I wish that you had asked, "What can I do to be supportive?" Here's my advice: If she does get emotional, try to be understanding and supportive. Let her know that you're happy about this baby. Let her know that you think she's beautiful, and that the sight of her carrying your child is a beautiful thing. Reassure her that you love her and the baby. DON'T bitch about the sacrifices you might have to make. (For example, if later on in the pregnancy she gets worn out easily from, oh I don't know, carrying another person in her belly, don't complain about her not doing as much work as she once did.) Enjoy your sleep now. Some of those babies can keep you up at night. Congratulations.
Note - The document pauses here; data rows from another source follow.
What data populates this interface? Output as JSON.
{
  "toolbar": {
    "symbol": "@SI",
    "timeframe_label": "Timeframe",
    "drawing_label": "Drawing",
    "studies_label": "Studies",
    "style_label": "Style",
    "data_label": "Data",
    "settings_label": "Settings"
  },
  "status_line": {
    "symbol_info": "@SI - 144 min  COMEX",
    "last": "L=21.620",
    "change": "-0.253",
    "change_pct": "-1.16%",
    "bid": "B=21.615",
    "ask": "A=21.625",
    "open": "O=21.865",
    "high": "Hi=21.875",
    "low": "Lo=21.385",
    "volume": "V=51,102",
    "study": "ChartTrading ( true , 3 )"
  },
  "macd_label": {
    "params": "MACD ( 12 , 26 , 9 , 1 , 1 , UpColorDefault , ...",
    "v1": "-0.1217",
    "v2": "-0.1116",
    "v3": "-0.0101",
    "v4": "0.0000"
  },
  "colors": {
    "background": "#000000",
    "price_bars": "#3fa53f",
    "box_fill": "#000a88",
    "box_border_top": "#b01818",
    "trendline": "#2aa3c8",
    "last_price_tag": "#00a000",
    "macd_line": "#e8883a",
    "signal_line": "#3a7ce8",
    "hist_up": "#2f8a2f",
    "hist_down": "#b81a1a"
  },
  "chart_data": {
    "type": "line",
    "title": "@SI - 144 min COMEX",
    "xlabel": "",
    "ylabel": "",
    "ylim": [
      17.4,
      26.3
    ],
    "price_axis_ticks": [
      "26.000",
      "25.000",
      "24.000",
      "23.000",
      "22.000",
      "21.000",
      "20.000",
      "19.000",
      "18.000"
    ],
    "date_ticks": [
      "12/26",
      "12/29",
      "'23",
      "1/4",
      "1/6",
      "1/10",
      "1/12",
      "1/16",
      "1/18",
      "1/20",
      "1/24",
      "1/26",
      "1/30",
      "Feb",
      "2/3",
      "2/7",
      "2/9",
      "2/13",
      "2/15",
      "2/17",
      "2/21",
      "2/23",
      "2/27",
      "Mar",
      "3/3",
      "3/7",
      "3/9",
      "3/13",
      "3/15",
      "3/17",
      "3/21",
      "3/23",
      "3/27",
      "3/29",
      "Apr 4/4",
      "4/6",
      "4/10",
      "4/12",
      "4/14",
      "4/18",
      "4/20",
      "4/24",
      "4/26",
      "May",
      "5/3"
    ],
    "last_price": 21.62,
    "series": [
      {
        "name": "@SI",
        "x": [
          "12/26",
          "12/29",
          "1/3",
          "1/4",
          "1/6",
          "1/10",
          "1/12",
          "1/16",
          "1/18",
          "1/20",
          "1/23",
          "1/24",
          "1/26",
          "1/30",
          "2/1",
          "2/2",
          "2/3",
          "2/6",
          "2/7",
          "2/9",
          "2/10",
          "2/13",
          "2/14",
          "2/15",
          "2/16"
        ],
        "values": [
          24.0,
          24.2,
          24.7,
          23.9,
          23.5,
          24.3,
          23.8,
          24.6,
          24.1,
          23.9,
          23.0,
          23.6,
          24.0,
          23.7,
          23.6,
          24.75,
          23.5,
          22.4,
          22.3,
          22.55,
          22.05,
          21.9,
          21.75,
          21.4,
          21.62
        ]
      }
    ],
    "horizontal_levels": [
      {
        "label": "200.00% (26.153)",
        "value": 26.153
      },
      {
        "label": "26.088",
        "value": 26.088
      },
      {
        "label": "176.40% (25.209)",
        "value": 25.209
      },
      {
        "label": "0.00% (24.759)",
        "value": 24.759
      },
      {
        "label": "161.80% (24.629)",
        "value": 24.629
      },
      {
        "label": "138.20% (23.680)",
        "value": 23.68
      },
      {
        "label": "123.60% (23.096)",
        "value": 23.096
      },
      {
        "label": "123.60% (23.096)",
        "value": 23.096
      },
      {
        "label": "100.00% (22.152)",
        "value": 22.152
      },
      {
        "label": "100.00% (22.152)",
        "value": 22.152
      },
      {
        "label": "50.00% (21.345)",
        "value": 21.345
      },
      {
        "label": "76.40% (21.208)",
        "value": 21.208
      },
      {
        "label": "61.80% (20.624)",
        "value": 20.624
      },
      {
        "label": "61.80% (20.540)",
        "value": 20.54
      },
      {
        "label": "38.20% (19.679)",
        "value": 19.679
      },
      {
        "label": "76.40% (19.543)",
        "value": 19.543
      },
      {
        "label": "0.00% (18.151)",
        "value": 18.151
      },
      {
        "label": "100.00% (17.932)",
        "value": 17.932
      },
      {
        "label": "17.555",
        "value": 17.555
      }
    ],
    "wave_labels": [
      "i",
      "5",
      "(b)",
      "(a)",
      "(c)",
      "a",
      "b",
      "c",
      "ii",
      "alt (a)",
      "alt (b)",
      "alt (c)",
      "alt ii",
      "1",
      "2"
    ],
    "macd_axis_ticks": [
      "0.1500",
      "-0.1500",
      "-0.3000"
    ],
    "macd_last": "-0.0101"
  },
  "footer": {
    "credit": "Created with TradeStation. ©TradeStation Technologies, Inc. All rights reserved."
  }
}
Dude, I didn't mean to offend you too much (although I was probably still steamed from your lack of empathy for that poor child with anorexia, and your "have a sammich" post) You post came out sounding like, "What bad things am I gonna have to put up with now that she's pregnant?" Forgive me if that was not your intent. That was the way it looked, and I was not the only one to view it that way. There is a Father's thread in the Men's Issue's Forum and in Parenting you may want to visit. Why did I italicize the word "girlfriend" well, I guess becase SHE is the pregnant one. She's the one who will have the agony of labor, she will have the swollen legs and feet, she's the one who will puke her guts out, she's the one who has a chance of dying during the pregnancy and birth, she is the one who could lose her uterus in a birth gone bad, she is the one who could have her genitals damaged permanently by an episiotomy, she is the one who will have her body changed, no matter how the birth goes, for life ect. IF you really are interested in what she is going through as a dad and as a lover, than I apologise. Your posts in the past have not been becons of empathy. I hope, maybe that will change, because if you and she love each other, she will REALLY need you, as a partner and the baby will really need you as a father. Babies need daddies, if possible. There is a new website, that I have not reviewed yet, but was refered to me by a very good source, if you are interested you may want to check it out. I hope your concern leads to good things. www.Newdads.com Let us know if you like the site.